UI tests can be really difficult to maintain, but the confidence that good UI tests give you to push code to production quickly is worth the headache. If a UI test breaks, fix it early; it’s the strongest defense you have against a catastrophic mistake.
Recreate the bug in a test before you fix it
Find a bug? Before you fix it, take the time to write a test to recreate it. It shouldn’t take you very long, proves you understand the bug, and most importantly keeps it from popping up again later.
You can also write the test after the fix, then temporarily revert the fix to make sure the test fails without it.
Not all bugs can be easily reproduced in a unit test, but I highly recommend doing this for the ones you can.
Tests are documentation
Most (if not all) unit test frameworks in FIXD projects are of the “spec” variety; tests are written using
it. This pattern allows your tests to function as documentation of the behavior under test, saving you from having to explain behavior in comments and ensuring that the “documentation” is always in sync with the code (since the tests will fail otherwise).
When writing unit tests, think about all the cases worth covering, and then write tests as if you’re describing their behavior to your peers. Behaviors that are not supported by a class can be just as important as behavior that is, so you might write a test for that also.
Monolith over microservices (at our scale)
For a small team, a monolith is much easier to deploy and reason about. Microservices make systems complicated and create a network of fragile dependencies. The benefit of microservices is that it clearly delineates code boundaries, so that teams can remain small and focused. This is necessary and worthwhile only at the scale of massive teams with 100s of developers. Resist microservices for as long as is reasonable. Use modular monolith practices until the team reaches the size that microservices is inevitable.
Infrastructure as code
Tools like Terraform and Cloudformation enable infrastructure configuration to be declarative. This makes infrastructure easy to reason about, change, and recreate, enables version control and code reviews, and also serves as documentation.
Automate security scans
Even the most senior engineers aren’t necessarily trained to approach or evaluate solutions with security in mind, and don’t have the bandwidth to review every change for security issues. At a small company, we don’t necessarily have the resources for a dedicated security person, and even if we did, they can’t possibly keep up with everything.

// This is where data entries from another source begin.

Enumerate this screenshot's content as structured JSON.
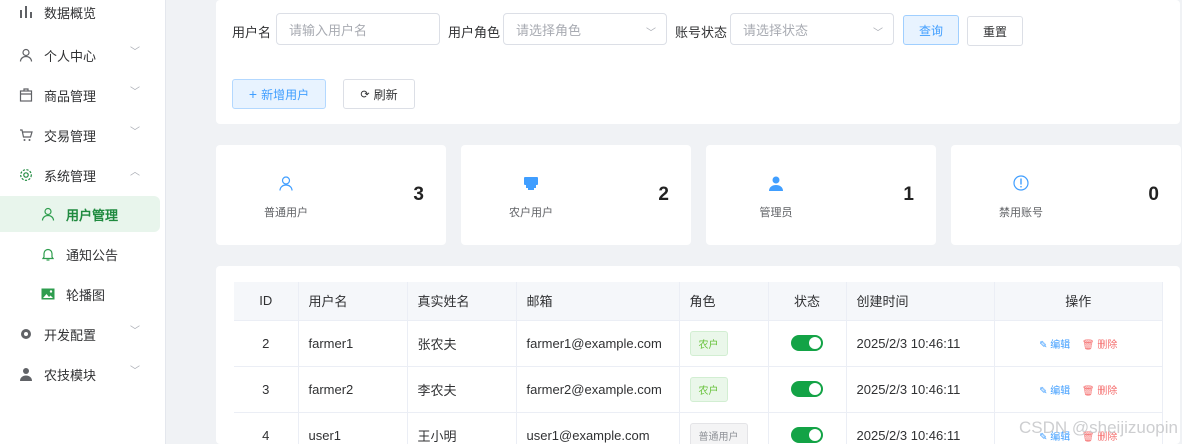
{
  "sidebar": {
    "items": [
      {
        "label": "数据概览",
        "icon": "bar-chart-icon"
      },
      {
        "label": "个人中心",
        "icon": "user-icon"
      },
      {
        "label": "商品管理",
        "icon": "goods-icon"
      },
      {
        "label": "交易管理",
        "icon": "cart-icon"
      },
      {
        "label": "系统管理",
        "icon": "gear-icon"
      },
      {
        "label": "开发配置",
        "icon": "settings-icon"
      },
      {
        "label": "农技模块",
        "icon": "person-icon"
      }
    ],
    "submenu": [
      {
        "label": "用户管理",
        "icon": "user-icon",
        "active": true
      },
      {
        "label": "通知公告",
        "icon": "bell-icon"
      },
      {
        "label": "轮播图",
        "icon": "image-icon"
      }
    ]
  },
  "search": {
    "username_label": "用户名",
    "username_placeholder": "请输入用户名",
    "role_label": "用户角色",
    "role_placeholder": "请选择角色",
    "status_label": "账号状态",
    "status_placeholder": "请选择状态",
    "query_label": "查询",
    "reset_label": "重置",
    "add_label": "新增用户",
    "refresh_label": "刷新"
  },
  "stats": [
    {
      "label": "普通用户",
      "value": "3",
      "icon": "user-outline-icon",
      "color": "#409eff"
    },
    {
      "label": "农户用户",
      "value": "2",
      "icon": "shop-icon",
      "color": "#409eff"
    },
    {
      "label": "管理员",
      "value": "1",
      "icon": "admin-icon",
      "color": "#409eff"
    },
    {
      "label": "禁用账号",
      "value": "0",
      "icon": "warning-icon",
      "color": "#409eff"
    }
  ],
  "table": {
    "headers": [
      "ID",
      "用户名",
      "真实姓名",
      "邮箱",
      "角色",
      "状态",
      "创建时间",
      "操作"
    ],
    "rows": [
      {
        "id": "2",
        "username": "farmer1",
        "realname": "张农夫",
        "email": "farmer1@example.com",
        "role": "农户",
        "created": "2025/2/3 10:46:11"
      },
      {
        "id": "3",
        "username": "farmer2",
        "realname": "李农夫",
        "email": "farmer2@example.com",
        "role": "农户",
        "created": "2025/2/3 10:46:11"
      },
      {
        "id": "4",
        "username": "user1",
        "realname": "王小明",
        "email": "user1@example.com",
        "role": "普通用户",
        "created": "2025/2/3 10:46:11"
      }
    ],
    "edit_label": "编辑",
    "delete_label": "删除"
  },
  "watermark": "CSDN @sheijizuopin",
  "colors": {
    "accent": "#409eff",
    "success": "#13a346",
    "danger": "#f56c6c"
  }
}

We can supplement manual review with automated security checks. Plenty of free SAST tools can evaluate code for common security issues like SQL injection. Other tools can check dependencies against known CVE databases looking for packages that may introduce vulnerabilities. Other more powerful automations exist but these two are relatively easy to implement and maintain and will go a long way to catching issues.
Make vendors interchangeable, but don’t change them
It should be possible to change critical pieces of infrastructure, e.g. switch from Postgres to MySQL, move to GCP from AWS, etc. The fact that this change could be hypothetically made is a sign of a good, declarative architecture. But you should never do it in practice unless a problem is existential to the company.